With 20 years of experience on the bench behind her, Anna Montoya sat down recently to talk about the experiences and obstacles that led her to become the first woman elected as Santa Cruz County Superior Court judge.
Montoya, who was elected after running against an incumbent in 2000, informed the community last December of her pending retirement from the position that she has held for five consecutive terms.
At the time of her election, she said, she wasn’t content with the way things were being handled in the local courts, and felt it was her responsibility to change it.
“I was hoping that other people would run, but nobody else would run against the incumbent,” Montoya said. “I didn’t like what was going on, so I thought I better put my money where my mouth is and instead of trying to get other people to run, I decided to run.”
Prior to her time in office, she recounted, she studied at the University of Arizona, where she obtained a bachelor’s in political science and her law degree. She worked for a couple law firms in Phoenix, as well as for the Maricopa County Public Defender’s Office, before returning to Nogales to open her own law firm.
While being a female lawyer brought a few obstacles of its own, she said it helped that she had been raised in the community since age 6 and was well-connected with the local people to gain their trust. However, it was during this same time that she noticed sexism within the court system and decided to change that herself.
“I think a lot of people, for one, didn’t expect me to win,” Montoya said with a chuckle. “And the other was they didn’t want me to win.”
During her first months as judge, Montoya’s biggest challenge was proving to her staff and other court personnel that she was capable of doing the job that she was elected for, as her way of doing things was sometimes much different than that of the previous incumbent.

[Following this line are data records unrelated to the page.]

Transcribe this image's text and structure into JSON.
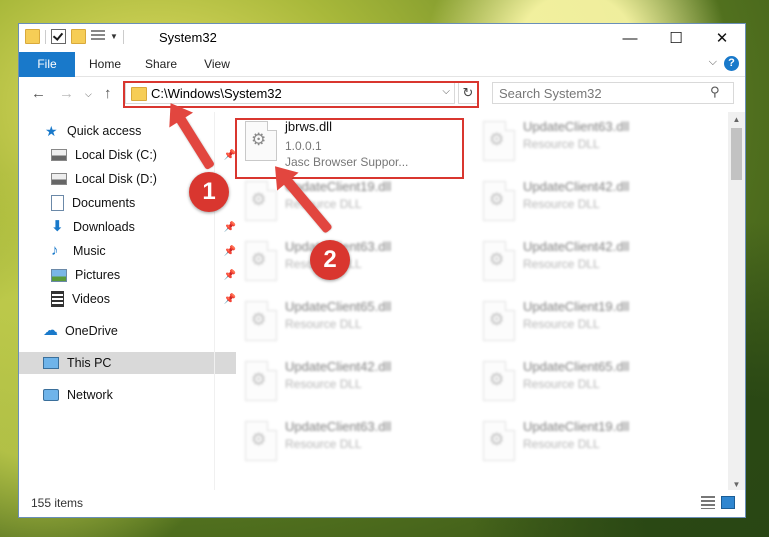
{
  "window": {
    "title": "System32"
  },
  "ribbon": {
    "tabs": [
      {
        "label": "File",
        "active": true
      },
      {
        "label": "Home"
      },
      {
        "label": "Share"
      },
      {
        "label": "View"
      }
    ],
    "help": "?"
  },
  "navigation": {
    "address": "C:\\Windows\\System32",
    "search_placeholder": "Search System32"
  },
  "sidebar": {
    "items": [
      {
        "label": "Quick access",
        "icon": "star-icon"
      },
      {
        "label": "Local Disk (C:)",
        "icon": "drive-icon",
        "pinned": true
      },
      {
        "label": "Local Disk (D:)",
        "icon": "drive-icon"
      },
      {
        "label": "Documents",
        "icon": "documents-icon"
      },
      {
        "label": "Downloads",
        "icon": "download-icon",
        "pinned": true
      },
      {
        "label": "Music",
        "icon": "music-icon",
        "pinned": true
      },
      {
        "label": "Pictures",
        "icon": "pictures-icon",
        "pinned": true
      },
      {
        "label": "Videos",
        "icon": "videos-icon",
        "pinned": true
      },
      {
        "label": "OneDrive",
        "icon": "onedrive-icon"
      },
      {
        "label": "This PC",
        "icon": "computer-icon",
        "selected": true
      },
      {
        "label": "Network",
        "icon": "network-icon"
      }
    ]
  },
  "files": {
    "highlighted": {
      "name": "jbrws.dll",
      "version": "1.0.0.1",
      "description": "Jasc Browser Suppor..."
    },
    "blurred": [
      {
        "name": "UpdateClient63.dll",
        "type": "Resource DLL"
      },
      {
        "name": "UpdateClient19.dll",
        "type": "Resource DLL"
      },
      {
        "name": "UpdateClient42.dll",
        "type": "Resource DLL"
      },
      {
        "name": "UpdateClient63.dll",
        "type": "Resource DLL"
      },
      {
        "name": "UpdateClient42.dll",
        "type": "Resource DLL"
      },
      {
        "name": "UpdateClient65.dll",
        "type": "Resource DLL"
      },
      {
        "name": "UpdateClient19.dll",
        "type": "Resource DLL"
      },
      {
        "name": "UpdateClient42.dll",
        "type": "Resource DLL"
      },
      {
        "name": "UpdateClient65.dll",
        "type": "Resource DLL"
      },
      {
        "name": "UpdateClient63.dll",
        "type": "Resource DLL"
      },
      {
        "name": "UpdateClient19.dll",
        "type": "Resource DLL"
      }
    ]
  },
  "status": {
    "item_count": "155 items"
  },
  "annotations": {
    "step1": "1",
    "step2": "2"
  },
  "colors": {
    "accent": "#1979ca",
    "highlight_red": "#d9362f"
  }
}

“It’s really easy to come in and try to make changes right away, but I think it’s also about an approach to let people get to know you first before anything happens,” she said.
Montoya was eventually able to contribute to several programs at the courthouse including We the People, a mock trial program for high school students; the Juvenile Task Force, a committee of students who made recommendations on state juvenile law reforms; and Project Safe, which aimed at reducing recidivism of drug offenders.
One of her fondest memories of her time as judge, she said, was working within the mentorship program offered for high school students interested in learning more about the courts.
Montoya explained that the mentorship program ultimately turned into part-time positions for high schoolers, in which they received a small wage for learning different processes within the court.
“The kids give you so much energy. They’re just fun, and it’s just neat seeing kids succeed in Nogales,” Montoya said. “There’s so many kids that are successful, and I wish more people could see what they’re doing.”
Now as she prepares to put down her gavel and step off the dais, Montoya said she looks forward to serving another role within the justice system.
“I don’t know that you’re ever satisfied, which is a good feeling because that’s kind of what keeps you going, is that hope to do something better,” Montoya said about her work as judge, adding: “I miss the representation of people. I miss the court and making the argument.”
She added that she hopes more people will step up to the plate to fill hers and the other public offices that are up for election at the county and city levels.
While Santa Cruz County has come a long way in terms of placing more women in positions of power, Montoya said, there is still more work to be done to have equal representation.
“Our population should be reflected in our government,” she said. “I think we have a very diverse community and they are willing to put women in those offices, but now we need more women to come to the forefront and run for those offices.”